The sky isn't just blue. It's never just blue.

You're supposed to look beyond the color, look beyond what you see.

If we relied purely on sight, we'd be blind to the world.

So I tried painting it. The sky. I tried making different shades of blues and throwing in grey and browns. Some whites for the clouds, some red and orange for a source of light.

I painted until my hands were sore and my arm was tired from staying at such an awkward angle. I painted until my sight darkened around the edges. I painted until the only intelligible sound that left me was a yawn. I painted it until it made sense.

And then I painted until I lost sight of what I was creating.

At some point the rain stopped.

I sighed and stood up, taking the painting off the easel and walking across the room to my drying rack. Just as I was leaving the room, I heard a noise at the window.

I whipped around, my gaze locking on a pair of eyes watching me. I yelped, stumbling back, nearly knocking into the standing lamp. Who the fuck—

"Meoow."

My eyes narrowed, and I took a closer look. It was a cat. It raised a hand and pawed at the closed window. I moved closer, confusion stirring inside me. I knew cats were pretty agile, but I had no idea how it could have gotten up to that window. There was no tree it could have climbed up. I was aware cats could climb walls if need be but even with that in mind, doubt pooled in my belly.

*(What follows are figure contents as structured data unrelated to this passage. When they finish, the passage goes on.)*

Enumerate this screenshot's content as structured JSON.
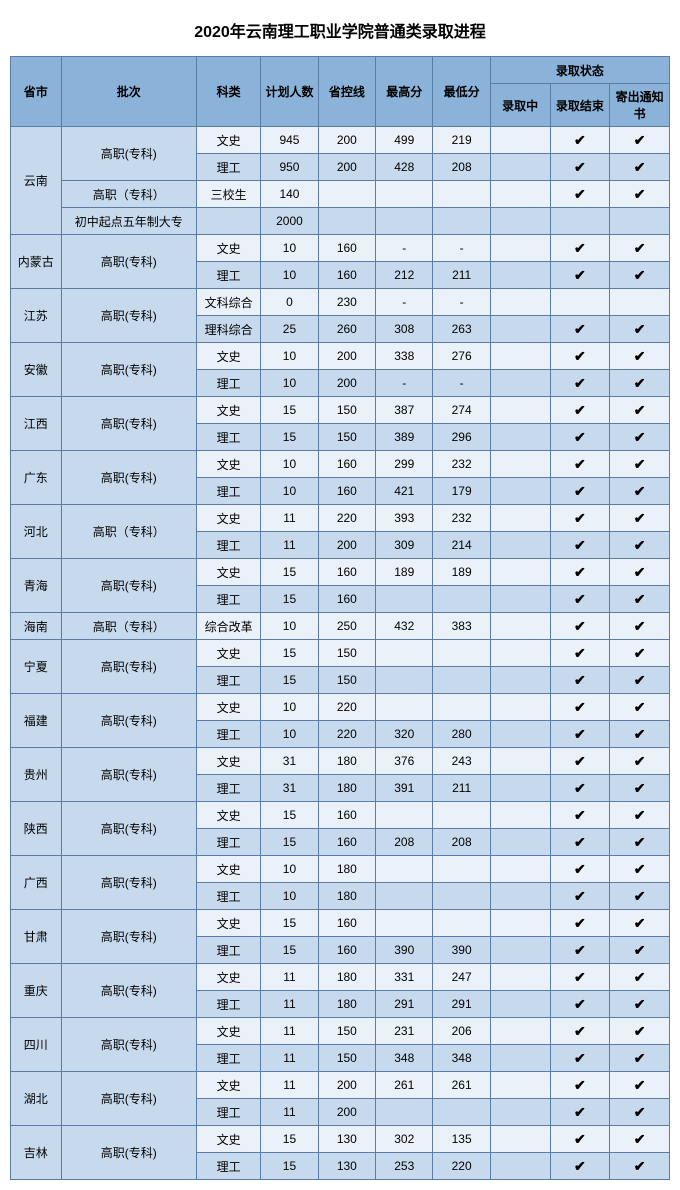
{
  "title": "2020年云南理工职业学院普通类录取进程",
  "headers": {
    "province": "省市",
    "batch": "批次",
    "category": "科类",
    "plan": "计划人数",
    "line": "省控线",
    "max": "最高分",
    "min": "最低分",
    "status_group": "录取状态",
    "s1": "录取中",
    "s2": "录取结束",
    "s3": "寄出通知书"
  },
  "checkmark": "✔",
  "colors": {
    "header_bg": "#8bb2d8",
    "group_bg": "#c7daed",
    "row_light": "#eaf1f8",
    "row_dark": "#c7daed",
    "border": "#5a7da6"
  },
  "groups": [
    {
      "province": "云南",
      "rows": [
        {
          "batch": "高职(专科)",
          "batch_span": 2,
          "cat": "文史",
          "plan": "945",
          "line": "200",
          "max": "499",
          "min": "219",
          "s2": true,
          "s3": true,
          "alt": "A"
        },
        {
          "cat": "理工",
          "plan": "950",
          "line": "200",
          "max": "428",
          "min": "208",
          "s2": true,
          "s3": true,
          "alt": "B"
        },
        {
          "batch": "高职（专科）",
          "batch_span": 1,
          "cat": "三校生",
          "plan": "140",
          "line": "",
          "max": "",
          "min": "",
          "s2": true,
          "s3": true,
          "alt": "A"
        },
        {
          "batch": "初中起点五年制大专",
          "batch_span": 1,
          "cat": "",
          "plan": "2000",
          "line": "",
          "max": "",
          "min": "",
          "s2": false,
          "s3": false,
          "alt": "B"
        }
      ]
    },
    {
      "province": "内蒙古",
      "rows": [
        {
          "batch": "高职(专科)",
          "batch_span": 2,
          "cat": "文史",
          "plan": "10",
          "line": "160",
          "max": "-",
          "min": "-",
          "s2": true,
          "s3": true,
          "alt": "A"
        },
        {
          "cat": "理工",
          "plan": "10",
          "line": "160",
          "max": "212",
          "min": "211",
          "s2": true,
          "s3": true,
          "alt": "B"
        }
      ]
    },
    {
      "province": "江苏",
      "rows": [
        {
          "batch": "高职(专科)",
          "batch_span": 2,
          "cat": "文科综合",
          "plan": "0",
          "line": "230",
          "max": "-",
          "min": "-",
          "s2": false,
          "s3": false,
          "alt": "A"
        },
        {
          "cat": "理科综合",
          "plan": "25",
          "line": "260",
          "max": "308",
          "min": "263",
          "s2": true,
          "s3": true,
          "alt": "B"
        }
      ]
    },
    {
      "province": "安徽",
      "rows": [
        {
          "batch": "高职(专科)",
          "batch_span": 2,
          "cat": "文史",
          "plan": "10",
          "line": "200",
          "max": "338",
          "min": "276",
          "s2": true,
          "s3": true,
          "alt": "A"
        },
        {
          "cat": "理工",
          "plan": "10",
          "line": "200",
          "max": "-",
          "min": "-",
          "s2": true,
          "s3": true,
          "alt": "B"
        }
      ]
    },
    {
      "province": "江西",
      "rows": [
        {
          "batch": "高职(专科)",
          "batch_span": 2,
          "cat": "文史",
          "plan": "15",
          "line": "150",
          "max": "387",
          "min": "274",
          "s2": true,
          "s3": true,
          "alt": "A"
        },
        {
          "cat": "理工",
          "plan": "15",
          "line": "150",
          "max": "389",
          "min": "296",
          "s2": true,
          "s3": true,
          "alt": "B"
        }
      ]
    },
    {
      "province": "广东",
      "rows": [
        {
          "batch": "高职(专科)",
          "batch_span": 2,
          "cat": "文史",
          "plan": "10",
          "line": "160",
          "max": "299",
          "min": "232",
          "s2": true,
          "s3": true,
          "alt": "A"
        },
        {
          "cat": "理工",
          "plan": "10",
          "line": "160",
          "max": "421",
          "min": "179",
          "s2": true,
          "s3": true,
          "alt": "B"
        }
      ]
    },
    {
      "province": "河北",
      "rows": [
        {
          "batch": "高职（专科）",
          "batch_span": 2,
          "cat": "文史",
          "plan": "11",
          "line": "220",
          "max": "393",
          "min": "232",
          "s2": true,
          "s3": true,
          "alt": "A"
        },
        {
          "cat": "理工",
          "plan": "11",
          "line": "200",
          "max": "309",
          "min": "214",
          "s2": true,
          "s3": true,
          "alt": "B"
        }
      ]
    },
    {
      "province": "青海",
      "rows": [
        {
          "batch": "高职(专科)",
          "batch_span": 2,
          "cat": "文史",
          "plan": "15",
          "line": "160",
          "max": "189",
          "min": "189",
          "s2": true,
          "s3": true,
          "alt": "A"
        },
        {
          "cat": "理工",
          "plan": "15",
          "line": "160",
          "max": "",
          "min": "",
          "s2": true,
          "s3": true,
          "alt": "B"
        }
      ]
    },
    {
      "province": "海南",
      "rows": [
        {
          "batch": "高职（专科）",
          "batch_span": 1,
          "cat": "综合改革",
          "plan": "10",
          "line": "250",
          "max": "432",
          "min": "383",
          "s2": true,
          "s3": true,
          "alt": "A"
        }
      ]
    },
    {
      "province": "宁夏",
      "rows": [
        {
          "batch": "高职(专科)",
          "batch_span": 2,
          "cat": "文史",
          "plan": "15",
          "line": "150",
          "max": "",
          "min": "",
          "s2": true,
          "s3": true,
          "alt": "A"
        },
        {
          "cat": "理工",
          "plan": "15",
          "line": "150",
          "max": "",
          "min": "",
          "s2": true,
          "s3": true,
          "alt": "B"
        }
      ]
    },
    {
      "province": "福建",
      "rows": [
        {
          "batch": "高职(专科)",
          "batch_span": 2,
          "cat": "文史",
          "plan": "10",
          "line": "220",
          "max": "",
          "min": "",
          "s2": true,
          "s3": true,
          "alt": "A"
        },
        {
          "cat": "理工",
          "plan": "10",
          "line": "220",
          "max": "320",
          "min": "280",
          "s2": true,
          "s3": true,
          "alt": "B"
        }
      ]
    },
    {
      "province": "贵州",
      "rows": [
        {
          "batch": "高职(专科)",
          "batch_span": 2,
          "cat": "文史",
          "plan": "31",
          "line": "180",
          "max": "376",
          "min": "243",
          "s2": true,
          "s3": true,
          "alt": "A"
        },
        {
          "cat": "理工",
          "plan": "31",
          "line": "180",
          "max": "391",
          "min": "211",
          "s2": true,
          "s3": true,
          "alt": "B"
        }
      ]
    },
    {
      "province": "陕西",
      "rows": [
        {
          "batch": "高职(专科)",
          "batch_span": 2,
          "cat": "文史",
          "plan": "15",
          "line": "160",
          "max": "",
          "min": "",
          "s2": true,
          "s3": true,
          "alt": "A"
        },
        {
          "cat": "理工",
          "plan": "15",
          "line": "160",
          "max": "208",
          "min": "208",
          "s2": true,
          "s3": true,
          "alt": "B"
        }
      ]
    },
    {
      "province": "广西",
      "rows": [
        {
          "batch": "高职(专科)",
          "batch_span": 2,
          "cat": "文史",
          "plan": "10",
          "line": "180",
          "max": "",
          "min": "",
          "s2": true,
          "s3": true,
          "alt": "A"
        },
        {
          "cat": "理工",
          "plan": "10",
          "line": "180",
          "max": "",
          "min": "",
          "s2": true,
          "s3": true,
          "alt": "B"
        }
      ]
    },
    {
      "province": "甘肃",
      "rows": [
        {
          "batch": "高职(专科)",
          "batch_span": 2,
          "cat": "文史",
          "plan": "15",
          "line": "160",
          "max": "",
          "min": "",
          "s2": true,
          "s3": true,
          "alt": "A"
        },
        {
          "cat": "理工",
          "plan": "15",
          "line": "160",
          "max": "390",
          "min": "390",
          "s2": true,
          "s3": true,
          "alt": "B"
        }
      ]
    },
    {
      "province": "重庆",
      "rows": [
        {
          "batch": "高职(专科)",
          "batch_span": 2,
          "cat": "文史",
          "plan": "11",
          "line": "180",
          "max": "331",
          "min": "247",
          "s2": true,
          "s3": true,
          "alt": "A"
        },
        {
          "cat": "理工",
          "plan": "11",
          "line": "180",
          "max": "291",
          "min": "291",
          "s2": true,
          "s3": true,
          "alt": "B"
        }
      ]
    },
    {
      "province": "四川",
      "rows": [
        {
          "batch": "高职(专科)",
          "batch_span": 2,
          "cat": "文史",
          "plan": "11",
          "line": "150",
          "max": "231",
          "min": "206",
          "s2": true,
          "s3": true,
          "alt": "A"
        },
        {
          "cat": "理工",
          "plan": "11",
          "line": "150",
          "max": "348",
          "min": "348",
          "s2": true,
          "s3": true,
          "alt": "B"
        }
      ]
    },
    {
      "province": "湖北",
      "rows": [
        {
          "batch": "高职(专科)",
          "batch_span": 2,
          "cat": "文史",
          "plan": "11",
          "line": "200",
          "max": "261",
          "min": "261",
          "s2": true,
          "s3": true,
          "alt": "A"
        },
        {
          "cat": "理工",
          "plan": "11",
          "line": "200",
          "max": "",
          "min": "",
          "s2": true,
          "s3": true,
          "alt": "B"
        }
      ]
    },
    {
      "province": "吉林",
      "rows": [
        {
          "batch": "高职(专科)",
          "batch_span": 2,
          "cat": "文史",
          "plan": "15",
          "line": "130",
          "max": "302",
          "min": "135",
          "s2": true,
          "s3": true,
          "alt": "A"
        },
        {
          "cat": "理工",
          "plan": "15",
          "line": "130",
          "max": "253",
          "min": "220",
          "s2": true,
          "s3": true,
          "alt": "B"
        }
      ]
    }
  ]
}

I finally reached the bay window and sat down, leaning closer so I could get a look at the animal. There was no doubt about it, the cat was beautiful. It's fur was midnight black, and if there was a color darker than that, that's what I'd use to describe it. It wasn't fat nor too small, in fact it was a perfect size. It's glowing embers felt like it was staring right through me, burning my soul.

I shuddered.

It's mouth opened again, and it meow'd again, this time sounding sad.

There was a collar around his neck. He belonged to someone. He probably got lost.

I frowned. I was an animal lover, and this poor guy was probably just hungry and lost. I opened the window finally, and slowly stuck out one hand so he could sniff me. When he seemed satisfied, he moved closer. I picked him up into my arms. He felt soft—almost unnaturally soft. No conditioner ever made my hair that soft.

It purred against me, and I began to pet him.

He was actually very beautiful.

"What's your name, hm?"

Of course he didn't respond. I shifted him so I could get a look at his collar. Hypnos.

"Hypnos?" My eyebrows furrowed and I raised him up so we could look at each other. "That your name, boy? Hypnos? Pretty weird, if you ask me."

I looked back at the collar to see if there was a number or address engraved in case the cat goes missing. Nothing but the name.

"Well, Hypnos, as long as you're well behaved, you can stay here. Tomorrow, I'll make some signs and hang them up so your family knows I found you. Sounds good?"

"Meow."

"Alrighty. We don't have cat food, but we do have tuna. Want some?"

He purred like he understood me. I laughed.

Alright. Now I was talking to cats. Great, Val, keep that up.

I left the room with the cat in my arms.